Le professeur Barraquer attribue la facilité à se procurer des cornées non pas à la mutilation d'enfants des rues mais à la loi colombienne qui ordonne le prélèvement de principe des cornées sur les décédés de mort violente, dans un pays où celles-ci sont nombreuses[5]. La polémique enfle en Colombie, où la presse et les autorités dénoncent le documentaire, allant jusqu'à affirmer que la mère de l'enfant a été soudoyée par la réalisatrice[5]. Marie-Monique Robin expliquera dans son livre que ses détracteurs ont mené une campagne de diffamation relayée par l'United States Information Agency, Todd Leventhal de l'USIA ayant dénigré le reportage auprès de différents organismes. Elle affirme alors que Todd Leventhal s'est rendu en Europe pour rencontrer différentes personnalités dans le but de nier l'existence d'un trafic d'organes et de discréditer le reportage. La journaliste affirme ainsi dans son livre "Voleurs d'organes" que Todd Leventhal a rencontré Henri Amouroux, président du prix Albert Londres, William Bourdon et Antoine Bernard (FIDH), Jean Claude Alt (Amnesty International) et d'autres personnalités pour tenter de les convaincre qu'elle avait payé les témoins du film plusieurs milliers de dollars. Plusieurs rapports de l'USIA dont un déposé à l'ONU au moment de la polémique ont par ailleurs déclaré qu'il n'y a pas de trafic d'organes et qu'il s'agit d'une rumeur. Dans son livre, la journaliste raconte aussi que l'United States Information Agency a demandé expressément à Patrick de Carolis (Zone interdite, M6) de ne pas diffuser le film[6].

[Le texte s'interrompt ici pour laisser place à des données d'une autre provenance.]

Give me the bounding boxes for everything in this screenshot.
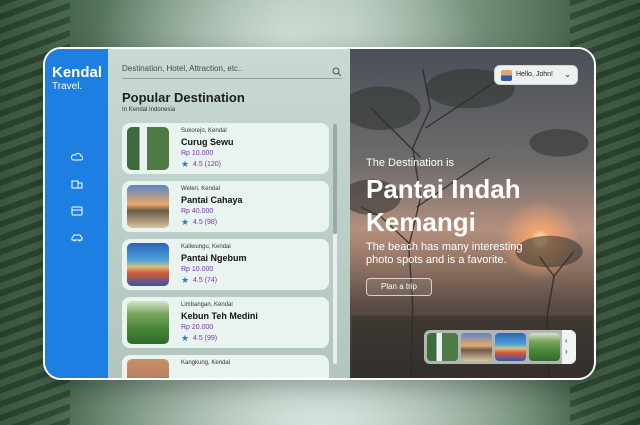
search-bar[interactable]: Destination, Hotel, Attraction, etc.. [122,61,342,79]
destination-name: Pantai Ngebum [181,253,247,263]
brand-name: Kendal [52,64,103,81]
gallery-thumb[interactable] [427,333,458,361]
hero-eyebrow: The Destination is [366,157,455,169]
destination-rating: 4.5 (74) [193,277,218,284]
destination-name: Curug Sewu [181,137,234,147]
destination-card[interactable]: Weleri, Kendal Pantai Cahaya Rp 40.000 ★… [122,181,329,232]
destination-price: Rp 40.000 [181,208,214,215]
destination-price: Rp 20.000 [181,324,214,331]
search-input[interactable]: Destination, Hotel, Attraction, etc.. [122,64,243,73]
avatar [501,70,512,81]
user-greeting: Hello, John! [516,71,553,78]
gallery-thumb[interactable] [461,333,492,361]
section-subtitle: In Kendal Indonesia [122,107,176,113]
destination-photo [127,243,169,286]
featured-destination: Hello, John! ⌄ The Destination is Pantai… [350,49,594,378]
hero-title: Pantai Indah Kemangi [366,174,521,237]
gallery-strip [424,330,576,364]
destination-location: Weleri, Kendal [181,186,220,192]
hero-description: The beach has many interesting photo spo… [366,241,523,266]
destination-location: Limbangan, Kendal [181,302,233,308]
destination-name: Pantai Cahaya [181,195,243,205]
destination-rating: 4.5 (98) [193,219,218,226]
destination-card[interactable]: Sukorejo, Kendal Curug Sewu Rp 10.000 ★ … [122,123,329,174]
chevron-down-icon: ⌄ [564,70,571,79]
destination-panel: Destination, Hotel, Attraction, etc.. Po… [108,49,350,378]
star-icon: ★ [181,275,190,285]
destination-location: Sukorejo, Kendal [181,128,227,134]
gallery-thumb[interactable] [529,333,560,361]
destination-photo [127,359,169,378]
plan-trip-button[interactable]: Plan a trip [366,278,432,296]
destination-price: Rp 10.000 [181,266,214,273]
destination-photo [127,185,169,228]
section-title: Popular Destination [122,90,245,105]
scrollbar-thumb[interactable] [333,124,337,234]
destination-card[interactable]: Limbangan, Kendal Kebun Teh Medini Rp 20… [122,297,329,348]
gallery-thumb[interactable] [495,333,526,361]
cloud-icon[interactable] [71,152,83,162]
destination-card[interactable]: Kaliwungu, Kendal Pantai Ngebum Rp 10.00… [122,239,329,290]
chevron-right-icon[interactable]: › [565,347,568,356]
destination-rating: 4.5 (120) [193,161,222,168]
building-icon[interactable] [71,179,83,189]
brand-tagline: Travel. [52,81,83,92]
destination-price: Rp 10.000 [181,150,214,157]
destination-rating: 4.5 (99) [193,335,218,342]
list-scrollbar[interactable] [333,124,337,364]
destination-name: Kebun Teh Medini [181,311,258,321]
user-menu-button[interactable]: Hello, John! ⌄ [494,65,578,85]
star-icon: ★ [181,159,190,169]
sidebar: Kendal Travel. [45,49,108,378]
destination-card[interactable]: Kangkung, Kendal [122,355,329,378]
destination-photo [127,301,169,344]
travel-app-window: Kendal Travel. Destination, Hotel, Attra… [43,47,596,380]
store-icon[interactable] [71,206,83,216]
car-icon[interactable] [71,233,83,243]
destination-location: Kangkung, Kendal [181,360,231,366]
destination-location: Kaliwungu, Kendal [181,244,231,250]
gallery-nav: ‹ › [562,330,576,364]
destination-photo [127,127,169,170]
star-icon: ★ [181,217,190,227]
star-icon: ★ [181,333,190,343]
search-icon[interactable] [332,64,342,77]
destination-list: Sukorejo, Kendal Curug Sewu Rp 10.000 ★ … [122,123,331,378]
chevron-up-icon[interactable]: ‹ [565,336,568,345]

Le Prix Albert Londres est dans un premier temps suspendu par le jury et une partie de la presse – dont le journal Le Monde – semble finalement douter du bien fondé du documentaire. Après plusieurs mois de réflexion et de nombreuses auditions le prix sera finalement confirmé[7] : « la commission a œuvré du 2 octobre 1995 au 18 mars 1996, a tenu treize réunions et entendu plus de 20 personnalités. Au terme de ce travail, la commission n’a décelé aucune intention frauduleuse chez la réalisatrice, même si ce reportage n’apporte pas les preuves irréfutables de ce qu’elle avance dans le cas précis de l’enfant Jaison Cruz Vargas ». Le jury mettait en garde à l'avenir le « recours parfois forcé à l'émotion et des commentaires parfois excessifs[8] ».
Le 17 janvier 1996, le Tribunal de Grande Instance de Paris[9] déboute Barraquer de son action en diffamation qu’il avait par ailleurs assortie d'une demande de dommages-intérêts de huit millions de francs. Dans ses attendus, le tribunal indique que « le trafic d'organes est une réalité reconnue par les instances internationales et le milieu médical français [...] Mme Robin disposait d'éléments sérieux pour suspecter la régularité des pratiques en Colombie [...] en refusant de recevoir les reporters, les responsables de la clinique ont favorisé des soupçons qu'ils auraient pu lever en faisant connaître leurs activités[10] »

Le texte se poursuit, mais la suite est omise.